Öte yandan bakanlığın hazırladığı ve kütüphanelerle ilgili de önemli hükümler içeren değişiklik tasarısına ilk itiraz kütüphanecilerden geldi. İlgili maddede kütüphaneler aracılığıyla ödünç verme faaliyetlerini de düzenleniyor. Buna göre basılı ilim ve edebiyat eserlerinin kamuya açık kütüphaneler tarafından ödünç verilmesi, ödünç verilen eserlerin sahiplerine ve bu eserleri yayımlayan yayınevlerine bedel ödenmesi koşuluyla serbest bırakıldı. Türk Kütüphaneciler Derneği (TKD) Başkanı Ali Fuat Kartal, kararla ilgili olarak, "Kültür Bakanlığı'nın halk kütüphanelerine ayırdığı bütçe zaten çok az.
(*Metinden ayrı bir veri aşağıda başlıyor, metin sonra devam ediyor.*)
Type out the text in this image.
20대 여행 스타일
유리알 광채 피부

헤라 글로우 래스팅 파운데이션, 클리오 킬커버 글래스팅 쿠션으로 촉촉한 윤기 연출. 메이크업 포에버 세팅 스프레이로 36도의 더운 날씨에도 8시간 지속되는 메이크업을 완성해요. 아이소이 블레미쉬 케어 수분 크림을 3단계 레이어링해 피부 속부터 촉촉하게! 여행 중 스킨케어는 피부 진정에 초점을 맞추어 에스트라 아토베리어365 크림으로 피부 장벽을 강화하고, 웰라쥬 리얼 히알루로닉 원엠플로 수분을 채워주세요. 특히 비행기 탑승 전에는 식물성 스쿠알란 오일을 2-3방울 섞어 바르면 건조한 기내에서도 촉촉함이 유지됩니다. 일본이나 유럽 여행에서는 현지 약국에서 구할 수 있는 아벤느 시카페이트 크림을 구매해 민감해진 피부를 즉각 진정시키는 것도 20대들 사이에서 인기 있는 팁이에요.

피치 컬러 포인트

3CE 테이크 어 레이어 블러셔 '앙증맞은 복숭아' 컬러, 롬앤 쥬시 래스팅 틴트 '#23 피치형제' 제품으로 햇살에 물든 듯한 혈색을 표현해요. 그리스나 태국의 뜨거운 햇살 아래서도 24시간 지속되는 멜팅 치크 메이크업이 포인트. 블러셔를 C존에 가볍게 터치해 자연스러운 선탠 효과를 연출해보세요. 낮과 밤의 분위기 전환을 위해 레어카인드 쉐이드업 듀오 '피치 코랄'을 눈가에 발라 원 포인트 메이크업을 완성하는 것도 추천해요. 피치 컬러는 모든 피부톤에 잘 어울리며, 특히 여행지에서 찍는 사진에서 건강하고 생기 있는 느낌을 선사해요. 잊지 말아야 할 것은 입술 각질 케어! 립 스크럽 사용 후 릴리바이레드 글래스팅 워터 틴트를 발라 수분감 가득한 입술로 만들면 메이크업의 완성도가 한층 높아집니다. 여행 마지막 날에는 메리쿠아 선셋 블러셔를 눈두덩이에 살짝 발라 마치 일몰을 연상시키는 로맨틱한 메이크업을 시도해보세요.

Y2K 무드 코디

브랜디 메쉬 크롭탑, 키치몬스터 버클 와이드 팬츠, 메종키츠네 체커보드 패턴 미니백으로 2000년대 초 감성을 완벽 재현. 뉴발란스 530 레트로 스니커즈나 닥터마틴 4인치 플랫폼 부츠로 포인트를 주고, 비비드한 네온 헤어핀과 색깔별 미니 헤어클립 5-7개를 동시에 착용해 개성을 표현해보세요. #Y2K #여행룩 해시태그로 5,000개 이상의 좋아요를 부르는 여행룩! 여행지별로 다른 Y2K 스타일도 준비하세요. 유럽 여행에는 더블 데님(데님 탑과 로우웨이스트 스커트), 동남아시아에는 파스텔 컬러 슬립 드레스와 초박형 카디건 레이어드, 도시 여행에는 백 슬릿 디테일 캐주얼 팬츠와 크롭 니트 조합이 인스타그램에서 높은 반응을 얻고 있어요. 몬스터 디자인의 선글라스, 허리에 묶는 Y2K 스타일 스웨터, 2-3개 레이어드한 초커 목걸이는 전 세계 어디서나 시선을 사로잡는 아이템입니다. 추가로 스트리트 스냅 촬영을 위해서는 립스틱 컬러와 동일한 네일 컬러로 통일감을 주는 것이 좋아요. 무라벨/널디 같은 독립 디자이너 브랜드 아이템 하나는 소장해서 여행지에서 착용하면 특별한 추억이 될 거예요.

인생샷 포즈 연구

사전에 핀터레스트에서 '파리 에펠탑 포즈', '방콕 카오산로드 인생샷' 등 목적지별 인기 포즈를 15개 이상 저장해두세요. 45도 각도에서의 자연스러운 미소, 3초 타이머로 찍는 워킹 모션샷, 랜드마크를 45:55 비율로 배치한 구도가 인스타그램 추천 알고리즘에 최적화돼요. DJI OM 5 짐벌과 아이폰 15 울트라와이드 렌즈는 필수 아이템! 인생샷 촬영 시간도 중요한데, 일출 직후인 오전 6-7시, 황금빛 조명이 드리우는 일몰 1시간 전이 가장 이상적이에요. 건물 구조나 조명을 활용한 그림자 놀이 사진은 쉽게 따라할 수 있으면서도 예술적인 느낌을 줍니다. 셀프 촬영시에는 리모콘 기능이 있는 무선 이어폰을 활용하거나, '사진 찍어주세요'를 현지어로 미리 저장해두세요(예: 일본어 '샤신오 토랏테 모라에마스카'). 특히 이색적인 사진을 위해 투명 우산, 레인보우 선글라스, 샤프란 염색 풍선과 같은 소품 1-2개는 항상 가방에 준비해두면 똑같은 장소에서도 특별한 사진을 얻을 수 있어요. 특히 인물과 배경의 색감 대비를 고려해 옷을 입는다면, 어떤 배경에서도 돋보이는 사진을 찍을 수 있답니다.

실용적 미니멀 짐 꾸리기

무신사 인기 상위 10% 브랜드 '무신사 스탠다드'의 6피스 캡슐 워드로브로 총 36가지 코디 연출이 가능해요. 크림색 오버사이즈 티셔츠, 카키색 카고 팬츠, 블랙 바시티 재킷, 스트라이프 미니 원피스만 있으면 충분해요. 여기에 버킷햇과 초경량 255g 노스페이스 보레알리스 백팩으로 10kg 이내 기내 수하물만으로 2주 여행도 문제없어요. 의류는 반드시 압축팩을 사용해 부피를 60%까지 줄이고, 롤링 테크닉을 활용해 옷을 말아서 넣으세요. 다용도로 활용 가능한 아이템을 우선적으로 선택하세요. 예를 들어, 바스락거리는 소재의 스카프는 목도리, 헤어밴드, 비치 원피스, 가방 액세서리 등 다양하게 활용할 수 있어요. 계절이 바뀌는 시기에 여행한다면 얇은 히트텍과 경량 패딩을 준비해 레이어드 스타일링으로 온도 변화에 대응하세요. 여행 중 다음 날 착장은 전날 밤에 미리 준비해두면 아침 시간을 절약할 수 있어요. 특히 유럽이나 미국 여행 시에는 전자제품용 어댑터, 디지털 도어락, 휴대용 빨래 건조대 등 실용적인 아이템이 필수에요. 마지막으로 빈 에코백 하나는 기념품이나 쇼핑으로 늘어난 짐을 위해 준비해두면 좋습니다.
Çoğu belediye kütüphanesi de bağış kitaplarla kendini döndürebiliyor. Bu yöntemle kütüphaneler zarar görür, büyük kan kaybeder" dedi.

Belediyeler Zaten Kaynak Ayırmıyor

Düzenlemeye itiraz eden TKD Başkanı Kartal: "Kütüphaneler, eser üreticilerinin ürettikleri materyali, çok sayıda kullanıcıya ulaştırarak bir yerde onun reklamına ve yaygınlaşmasına da katkı sağlamaktadırlar. Kütüphaneler ve özellikle halk kütüphaneleri herkese eşit ve ücretsiz hizmet veren kurumlardır. Kütüphanelerin ödünç verme hizmetini ücret karşılığında yapması kütüphanenin felsefesine de aykırıdır. Kültürel ve yaratıcı sektörlerin gelişmesi için telif haklarının son derece önemli olduğunun bilincindeyiz. Avrupa ülkelerinde kütüphanelerde ödünç verilen kitapların telif hakkı ulusal bütçeden karşılanmaktadır. Ülkemizde de bu şekilde bir çözüm bulunabilir. Kültür Bakanlığı'nın halk kütüphanelerine ayırdığı bütçe zaten çok az. Bütçe yetmiyor kitapların alınmasına. Belediye kütüphaneleri de etkilenecek doğal olarak. Çoğu belediyeler kütüphanelerine kitap almıyorlar. Bağış kitaplarla koleksiyonunu oluşturmaya çalışıyorlar. Kitaba para ayırmıyor" dedi.